De sterkste versie van de moderne, soepele motor was ook verkrijgbaar in de Diplomat. In combinatie met een drietrapsautomaat was de 169 kW (230 pk) sterke, 5,4-liter V8 van Chevrolet voorbehouden aan de Diplomat, die daarmee een topsnelheid van 205 km/u haalde. Dit model kenmerkte zich door de verticale koplampen en achterlichten, terwijl de Kapitän en de Admiral van horizontale verlichting waren voorzien.
Het gladde koetswerk van ‘de drie groten’ was nog steeds indrukwekkend, maar wel korter en ranker dan dat van de modellen van de vorige serie. Dit was ‘Europees, functioneel design en moderne techniek’.
De nieuwe KAD-serie was van een volledig nieuw design. In de structuur en het interieur ging veel aandacht naar passieve veiligheid. De De Dion-achteras met bladvering was de belangrijkste innovatie. De legendarische autojournalist Fritz B. Busch vatte het nieuwe premiummodel als volgt samen: “Opel heeft zichzelf overtroffen met dit model. De motor, het onderstel, de besturing en de remmen zijn de beste die ik ooit heb gezien.”
Binnen een jaar na het debuut van de tweede KAD-generatie stroomlijnde Opel het aanbod. In april 1970 werd de Kapitän vervangen door de Admiral N. De Diplomat bleef echter groeien, want in augustus 1973 presenteerde Opel een lange versie voor ministers, staatshoofden en topmanagers,. De wielbasis was 150 millimeter langer en vooral de achterpassagiers profiteerden van extra ruimte.
Eén gamma, vele gezichten
Carrosseriebouwers als Karmann en Vogt produceerden diverse speciale versies op basis van de KAD-modellen. In 1970 bouwde de Italiaanse carrossier Fissore in Turijn in opdracht van Karmann vier Diplomat 2.8 E’s om tot open limousines met vaste zijruiten. Tot de zomer van 1979 werden deze speciale Diplomats gebruikt als prestigieuze shuttles bij grote evenementen om belangrijke personen en beroemdheden te vervoeren.
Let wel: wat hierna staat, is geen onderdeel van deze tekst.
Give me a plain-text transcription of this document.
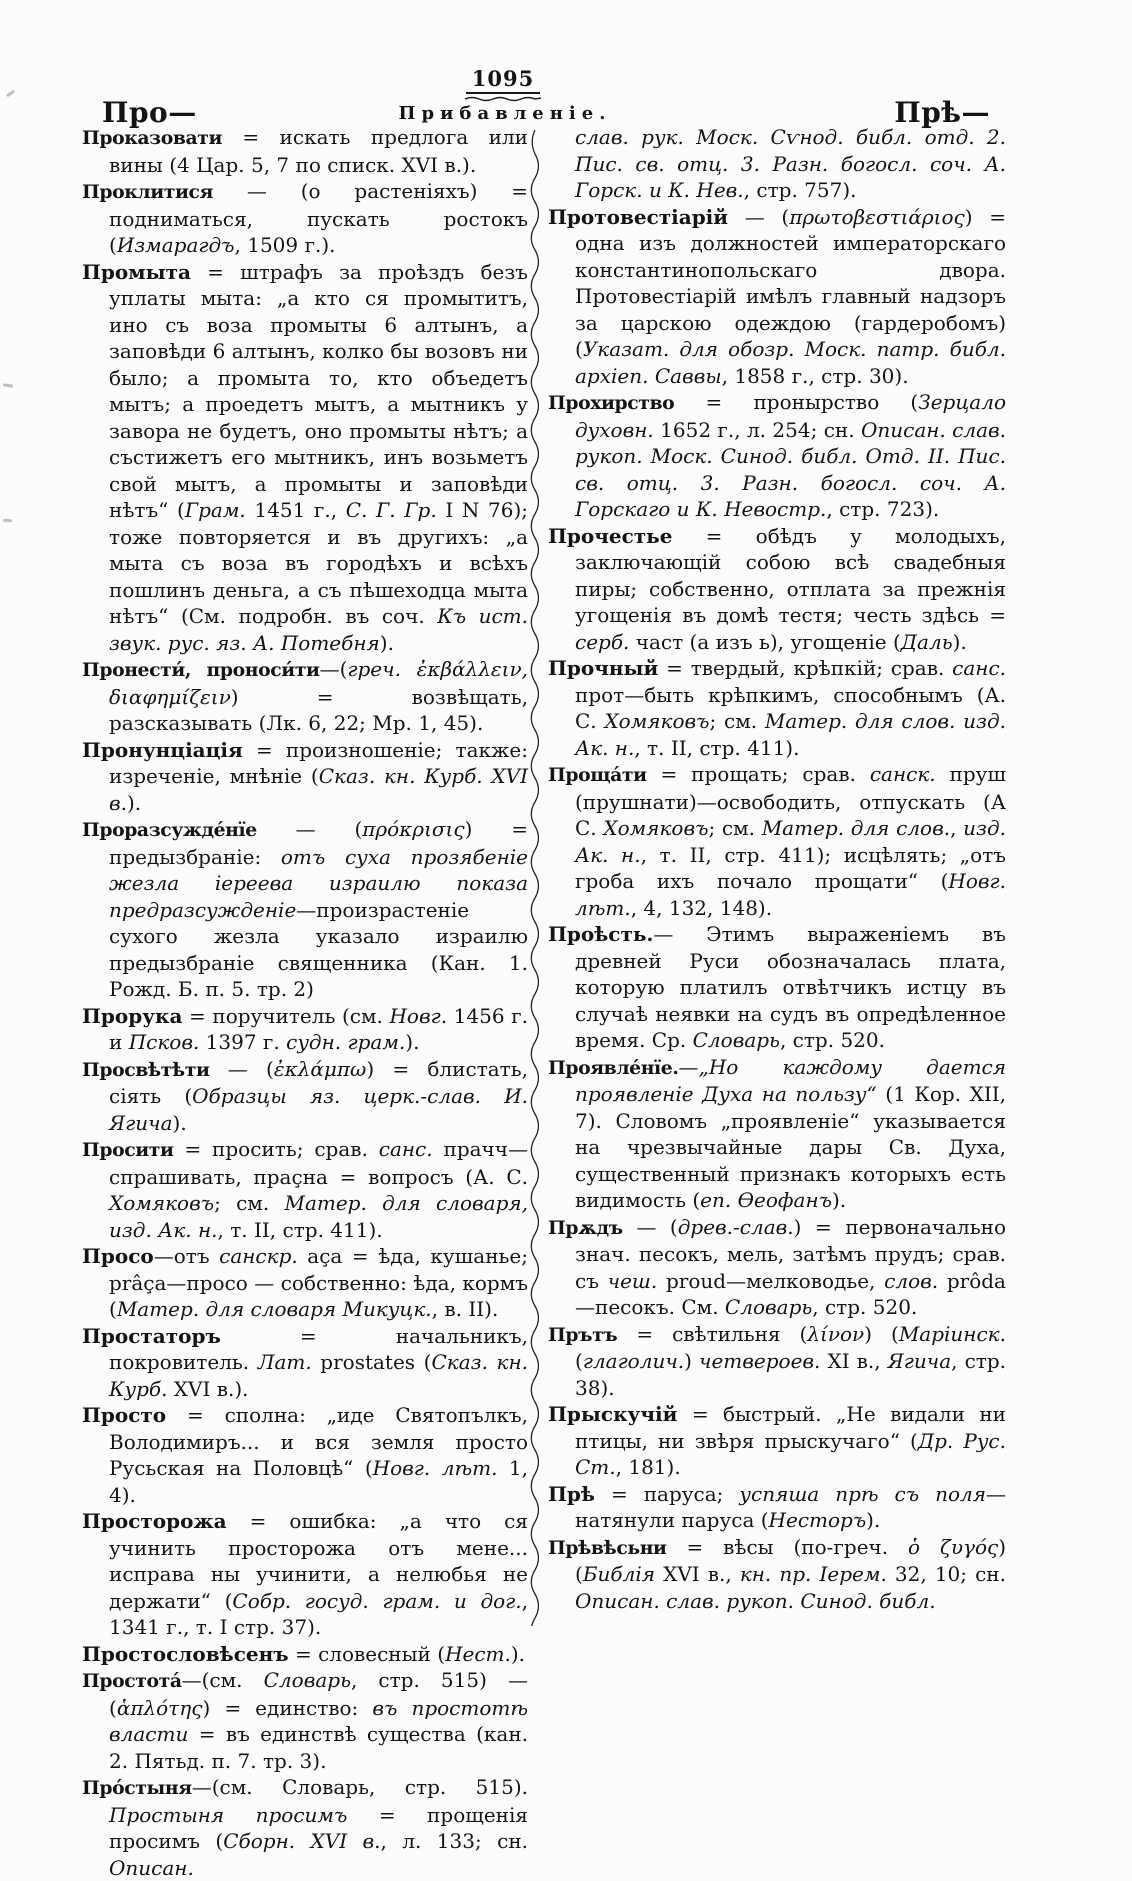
1095
Про—	Прибавленіе.	Прѣ—

Проказовати = искать предлога или вины (4 Цар. 5, 7 по списк. XVI в.).

Проклитися — (о растеніяхъ) = подниматься, пускать ростокъ (Измарагдъ, 1509 г.).

Промыта = штрафъ за проѣздъ безъ уплаты мыта: „а кто ся промытитъ, ино съ воза промыты 6 алтынъ, а заповѣди 6 алтынъ, колко бы возовъ ни было; а промыта то, кто объедетъ мытъ; а проедетъ мытъ, а мытникъ у завора не будетъ, оно промыты нѣтъ; а състижетъ его мытникъ, инъ возьметъ свой мытъ, а промыты и заповѣди нѣтъ“ (Грам. 1451 г., С. Г. Гр. I N 76); тоже повторяется и въ другихъ: „а мыта съ воза въ городѣхъ и всѣхъ пошлинъ деньга, а съ пѣшеходца мыта нѣтъ“ (См. подробн. въ соч. Къ ист. звук. рус. яз. А. Потебня).

Пронести́, проноси́ти—(греч. ἐκβάλλειν, διαφημίζειν) = возвѣщать, разсказывать (Лк. 6, 22; Мр. 1, 45).

Пронунціація = произношеніе; также: изреченіе, мнѣніе (Сказ. кн. Курб. XVI в.).

Проразсужде́нїе — (πρόκρισις) = предызбраніе: отъ суха прозябеніе жезла іереева израилю показа предразсужденіе—произрастеніе сухого жезла указало израилю предызбраніе священника (Кан. 1. Рожд. Б. п. 5. тр. 2)

Прорука = поручитель (см. Новг. 1456 г. и Псков. 1397 г. судн. грам.).

Просвѣтѣти — (ἐκλάμπω) = блистать, сіять (Образцы яз. церк.-слав. И. Ягича).

Просити = просить; срав. санс. прачч—спрашивать, праçна = вопросъ (А. С. Хомяковъ; см. Матер. для словаря, изд. Ак. н., т. II, стр. 411).

Просо—отъ санскр. аçа = ѣда, кушанье; prâça—просо — собственно: ѣда, кормъ (Матер. для словаря Микуцк., в. II).

Простаторъ = начальникъ, покровитель. Лат. prostates (Сказ. кн. Курб. XVI в.).

Просто = сполна: „иде Святопълкъ, Володимиръ... и вся земля просто Русьская на Половцѣ“ (Новг. лѣт. 1, 4).

Просторожа = ошибка: „а что ся учинить просторожа отъ мене... исправа ны учинити, а нелюбья не держати“ (Собр. госуд. грам. и дог., 1341 г., т. I стр. 37).

Простословѣсенъ = словесный (Нест.).

Простота́—(см. Словарь, стр. 515) — (ἁπλότης) = единство: въ простотѣ власти = въ единствѣ существа (кан. 2. Пятьд. п. 7. тр. 3).

Про́стыня—(см. Словарь, стр. 515). Простыня просимъ = прощенія просимъ (Сборн. XVI в., л. 133; сн. Описан.

слав. рук. Моск. Сѵнод. библ. отд. 2. Пис. св. отц. 3. Разн. богосл. соч. А. Горск. и К. Нев., стр. 757).

Протовестіарій — (πρωτοβεστιάριος) = одна изъ должностей императорскаго константинопольскаго двора. Протовестіарій имѣлъ главный надзоръ за царскою одеждою (гардеробомъ) (Указат. для обозр. Моск. патр. библ. архіеп. Саввы, 1858 г., стр. 30).

Прохирство = пронырство (Зерцало духовн. 1652 г., л. 254; сн. Описан. слав. рукоп. Моск. Синод. библ. Отд. II. Пис. св. отц. 3. Разн. богосл. соч. А. Горскаго и К. Невостр., стр. 723).

Прочестье = обѣдъ у молодыхъ, заключающій собою всѣ свадебныя пиры; собственно, отплата за прежнія угощенія въ домѣ тестя; честь здѣсь = серб. част (а изъ ь), угощеніе (Даль).

Прочный = твердый, крѣпкій; срав. санс. прот—быть крѣпкимъ, способнымъ (А. С. Хомяковъ; см. Матер. для слов. изд. Ак. н., т. II, стр. 411).

Проща́ти = прощать; срав. санск. пруш (прушнати)—освободить, отпускать (А С. Хомяковъ; см. Матер. для слов., изд. Ак. н., т. II, стр. 411); исцѣлять; „отъ гроба ихъ почало прощати“ (Новг. лѣт., 4, 132, 148).

Проѣсть.— Этимъ выраженіемъ въ древней Руси обозначалась плата, которую платилъ отвѣтчикъ истцу въ случаѣ неявки на судъ въ опредѣленное время. Ср. Словарь, стр. 520.

Проявле́нїе.—„Но каждому дается проявленіе Духа на пользу“ (1 Кор. XII, 7). Словомъ „проявленіе“ указывается на чрезвычайные дары Св. Духа, существенный признакъ которыхъ есть видимость (еп. Ѳеофанъ).

Прѫдъ — (древ.-слав.) = первоначально знач. песокъ, мель, затѣмъ прудъ; срав. съ чеш. proud—мелководье, слов. prôda—песокъ. См. Словарь, стр. 520.

Прътъ = свѣтильня (λίνον) (Маріинск. (глаголич.) четвероев. XI в., Ягича, стр. 38).

Прыскучій = быстрый. „Не видали ни птицы, ни звѣря прыскучаго“ (Др. Рус. Ст., 181).

Прѣ = паруса; успяша прѣ съ поля—натянули паруса (Несторъ).

Прѣвѣсьни = вѣсы (по-греч. ὁ ζυγός) (Библія XVI в., кн. пр. Іерем. 32, 10; сн. Описан. слав. рукоп. Синод. библ.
Het bedrijf Vogt uit Bad Neuenahr pakte het dan weer anders aan. Op verzoek van de Duitse publieke televisiezender ZDF bouwde het gespecialiseerde bedrijf diverse Admirals en Diplomats om tot snelle en ruime camera-auto’s. Dankzij de grote kofferruimte konden cameraploegen omvangrijke apparatuur vervoeren.
De waarschijnlijk aantrekkelijkste Opel Diplomat was een sportieve coupé. In 1973 stelde ex-coureur Erich Bitter de CD voor. Die was gebaseerd op een studiemodel dat Opel toonde op de IAA van 1969. De carrosserie van de 2+2-zitter was ontworpen door Bitter, in samenwerking met het Opel Design Center. De luxueuze coupé werd gebouwd door Baur in Stuttgart en was gebaseerd op de Diplomat B.
Na een succesvolle periode kwam in juli 1977 een einde aan de B-serie van ‘de drie groten’. In totaal zijn er 11.017 Kapitäns, 31.827 Admirals en 18.725 Diplomats verkocht. In 1978 werden Opels premiummodellen voor reizigers met klasse vervangen door de volledig nieuwe Senator en Monza.